David Timoner: We only have so much time on this planet. Right. So that’s the trick. 

Ondi Timoner: The trick is also to keep intricate notes. Note what you’re filming. We’re filming a new documentary, and we’re filming a lot right now. It’s all pinpointing in the moment, those highlights that, you know, are going to be the building blocks of the narrative. I still think that taking the audience along for the ride is the most satisfying kind of documentary to make. I just think it’s no accident. It’s no coincidence, rather, that my two films that won at Sundance are Dig! and We Live In Public. Dig! was shot over seven years and We Live in Public, over ten years.  Dig! is 2500 hours of footage, and We Live in Public is 5000 hours of footage. 

It is having that collection to pull from to really allow the audience to be the jury and viscerally experience being there. Then, they can grapple with “What would I do.?” Another crucial thing is making a tether for the audience to be able to connect with and to have compassion for the main character, no matter how irrational or abusive or crazy they seem to be. For Dig!, it is within the first twenty minutes that you meet Anton’s mom and dad. You get a sense of where some of the pain that is driving his intense creativity but also where some of his erratic behaviors come from.

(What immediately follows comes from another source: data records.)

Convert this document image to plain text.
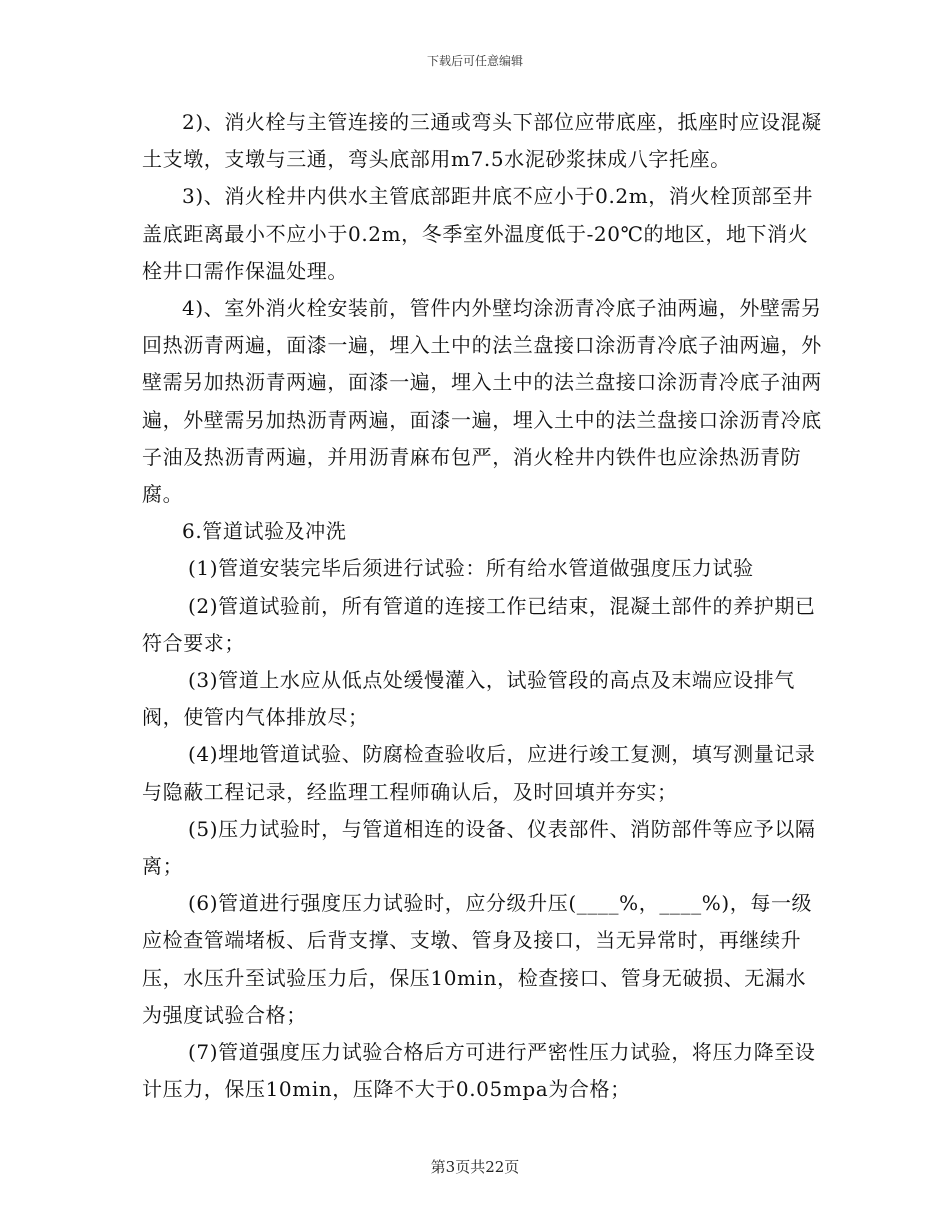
下载后可任意编辑

2)、消火栓与主管连接的三通或弯头下部位应带底座，抵座时应设混凝土支墩，支墩与三通，弯头底部用m7.5水泥砂浆抹成八字托座。

3)、消火栓井内供水主管底部距井底不应小于0.2m，消火栓顶部至井盖底距离最小不应小于0.2m，冬季室外温度低于-20℃的地区，地下消火栓井口需作保温处理。

4)、室外消火栓安装前，管件内外壁均涂沥青冷底子油两遍，外壁需另回热沥青两遍，面漆一遍，埋入土中的法兰盘接口涂沥青冷底子油两遍，外壁需另加热沥青两遍，面漆一遍，埋入土中的法兰盘接口涂沥青冷底子油两遍，外壁需另加热沥青两遍，面漆一遍，埋入土中的法兰盘接口涂沥青冷底子油及热沥青两遍，并用沥青麻布包严，消火栓井内铁件也应涂热沥青防腐。

6.管道试验及冲洗

(1)管道安装完毕后须进行试验：所有给水管道做强度压力试验

(2)管道试验前，所有管道的连接工作已结束，混凝土部件的养护期已符合要求；

(3)管道上水应从低点处缓慢灌入，试验管段的高点及末端应设排气阀，使管内气体排放尽；

(4)埋地管道试验、防腐检查验收后，应进行竣工复测，填写测量记录与隐蔽工程记录，经监理工程师确认后，及时回填并夯实；

(5)压力试验时，与管道相连的设备、仪表部件、消防部件等应予以隔离；

(6)管道进行强度压力试验时，应分级升压(____%，____%)，每一级应检查管端堵板、后背支撑、支墩、管身及接口，当无异常时，再继续升压，水压升至试验压力后，保压10min，检查接口、管身无破损、无漏水为强度试验合格；

(7)管道强度压力试验合格后方可进行严密性压力试验，将压力降至设计压力，保压10min，压降不大于0.05mpa为合格；

第3页共22页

That’s really important to do as well. 

Something [that I found] in finishing and editing Dig! I had to really work on it because I was upset with Anton by then and the way he was destroying every opportunity. I had to come to realize that when I showed early cuts to people. They said, well, we just don’t like your protagonist. I realized that’s because I wasn’t reaching deep enough to realize and to get people to understand early, here’s where his pain comes from. Let’s feel for him, let’s have an emotional tether, but also, here’s why he’s significant. So even though you’re gonna see him do all these sorts of horrible things to his bandmates, he changed the course of music in certain ways, and he is worth watching. Those were the two crucial elements in the original Dig! that needed to really get highlighted in order to finish the film successfully.

Dolores Quintana: I think that you’ve actually added more stuff there that gives that additional information, not just about Anton and the members of his band, but also to people in The Dandy Warhols. It’s very instructive and shows other sides to people and their actions. 

Ondi Timoner: Did you like it as much as the original?

Dolores Quintana: I liked it more, because it seemed like a more complete version.

David TImoner: That’s what we wanted. We wanted people to know why they got into a fight in the Viper Room. We wanted there to be real context. To really understand things, you know.